Our study had other limitations. This study was performed retrospectively because there was no justification for subjecting young children with no known disorder of the biliary or pancreatic ducts to MRCP or sedation. The literature on US measurements is based on prospective data. Another limitation of conducting the study retrospectively is that the patient population was skewed with larger numbers of patients in the lower age groups. Our patient age stratification may have also contributed to the greater number of younger children. The study could have included a larger cohort of children in the older age group to provide homogeneity to the study population. Our patient population was derived from children undergoing MRU. The argument could be made that this patient population is not truly normal because they were being evaluated for genitourinary abnormalities. However, our exclusion criteria helped streamline our population so that we had children who did not have a primary biliary, pancreatic or hepatic abnormality. That allowed us to simulate a normal population for the measurements of the ducts. Although the prandial state of the 20 non-sedated children was not controlled, the gallbladder was moderately to very distended in all except one and was not likely to have a negative impact on overall CBD measurements [10]. Although the measurement differences between the axial and coronal planes were statistically significant (P < 0.001), these differences were small, on the order of fractions of a millimeter.

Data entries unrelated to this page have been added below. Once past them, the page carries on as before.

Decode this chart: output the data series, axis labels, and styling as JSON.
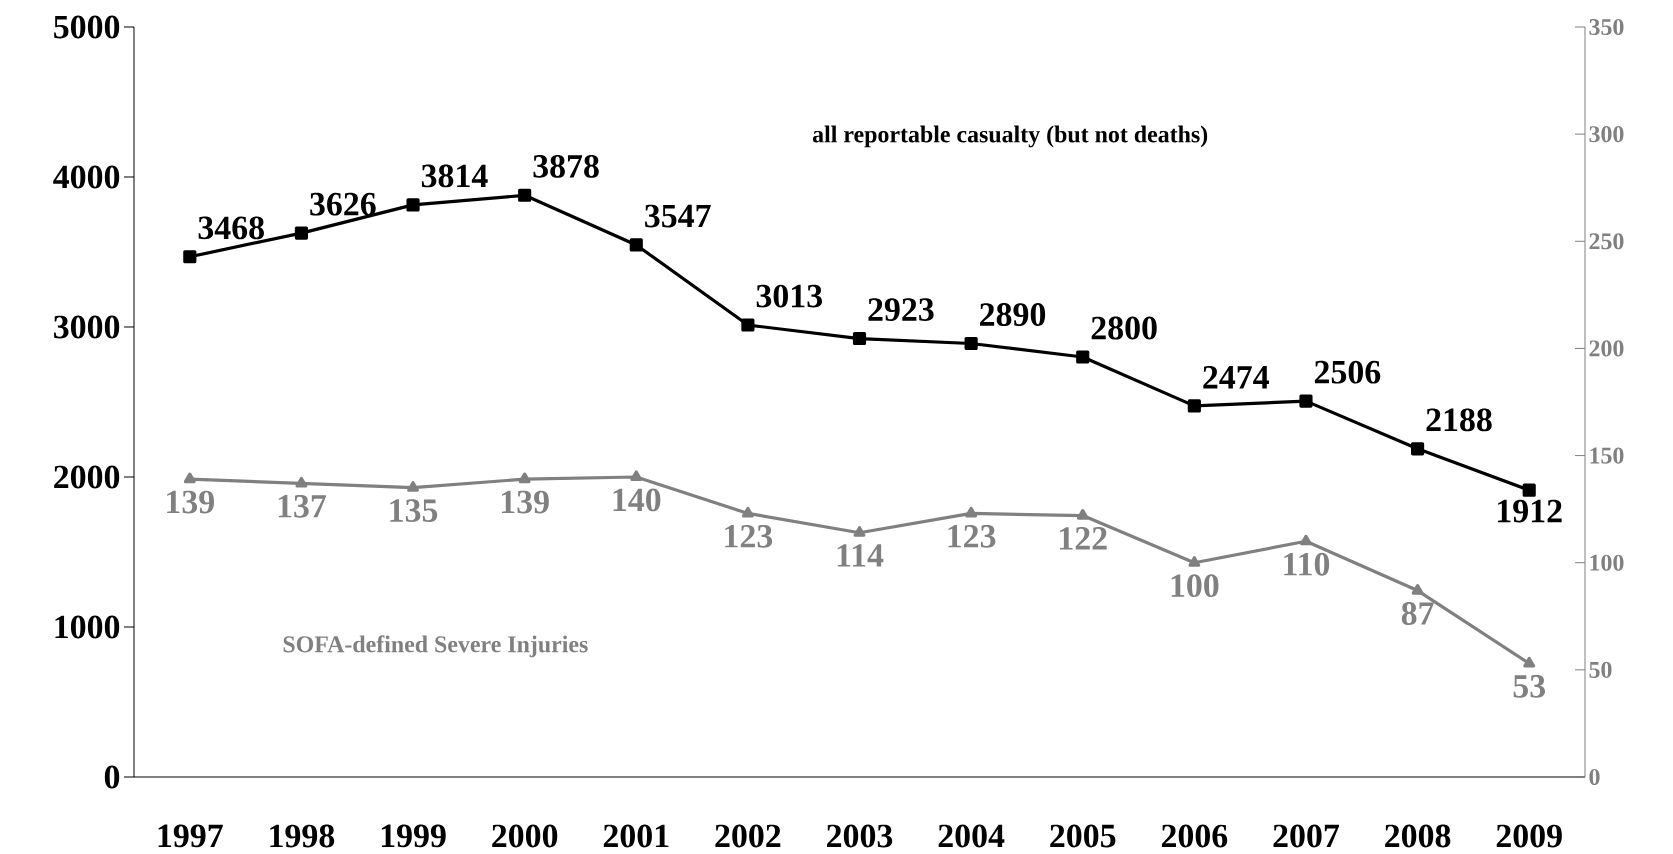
{
  "chart_data": {
    "type": "line",
    "categories": [
      "1997",
      "1998",
      "1999",
      "2000",
      "2001",
      "2002",
      "2003",
      "2004",
      "2005",
      "2006",
      "2007",
      "2008",
      "2009"
    ],
    "series": [
      {
        "name": "all reportable casualty (but not deaths)",
        "color": "#000000",
        "marker": "square",
        "values": [
          3468,
          3626,
          3814,
          3878,
          3547,
          3013,
          2923,
          2890,
          2800,
          2474,
          2506,
          2188,
          1912
        ]
      },
      {
        "name": "SOFA-defined Severe Injuries",
        "color": "#808080",
        "marker": "triangle",
        "axis": "y2",
        "values": [
          139,
          137,
          135,
          139,
          140,
          123,
          114,
          123,
          122,
          100,
          110,
          87,
          53
        ]
      }
    ],
    "ylim": [
      0,
      5000
    ],
    "yticks": [
      0,
      1000,
      2000,
      3000,
      4000,
      5000
    ],
    "y2lim": [
      0,
      350
    ],
    "y2ticks": [
      0,
      50,
      100,
      150,
      200,
      250,
      300,
      350
    ],
    "data_labels": true,
    "grid": false,
    "line_style": "solid"
  }
}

An additional limitation includes inaccuracy in measurements, especially when measuring ducts smaller than a millimeter, and this may account for the differences between our findings and those in the ultrasound literature. The resolution of the images was a limitation for accurate measurements at the sub-millimeter level, especially considering we did not have the optimal slice thickness or sequences for measurement of the CBD and pancreatic duct, such as maximum-intensity projection radial (centered at the CBD) and coronal oblique (aligned to the pancreatic duct) T2-weighted images. This is a retrospective study based on MRI primarily for the urinary tract. However, the fact that sequences similar to our institutional MRCP protocol were employed provided a unique opportunity for evaluating the pancreaticobiliary ducts in a large cohort of pediatric patients without any disease of these ducts. The sequences were designed to visualize the urinary tract, and accordingly the slice thickness and resolution were optimized for the urinary tract, not for the CBD or pancreatic duct. This would have an effect on our absolute measurements of very small ducts. Therefore, our results need to be viewed with this limitation in mind. Ultrasound does have a higher resolution and the absolute measurements for the smaller ducts may be more accurate using US. However, in daily practice we are often faced with making diagnostic decisions regarding the biliary and pancreatic ducts based on MRI/MRCP examinations. Thus our tables of duct measurements may serve as approximate guides for differentiating abnormal from normal.

Conclusion

MRCP has become an important noninvasive imaging modality in the evaluation of pancreaticobiliary diseases in children of all ages. Normative MRI data of CBD and pancreatic duct measurements in children up to 10 years of age may provide a useful reference for radiologists. The CBD is the most visible duct across all ages and the pancreatic duct, although difficult to see in children younger than 12 months, was confidently identified in a significant proportion of the smallest children. The upper limits of the CBD and pancreatic duct increase with age, and the values range 1.1–4.0 mm for the CBD and 0.6–1.9 mm for the pancreatic duct.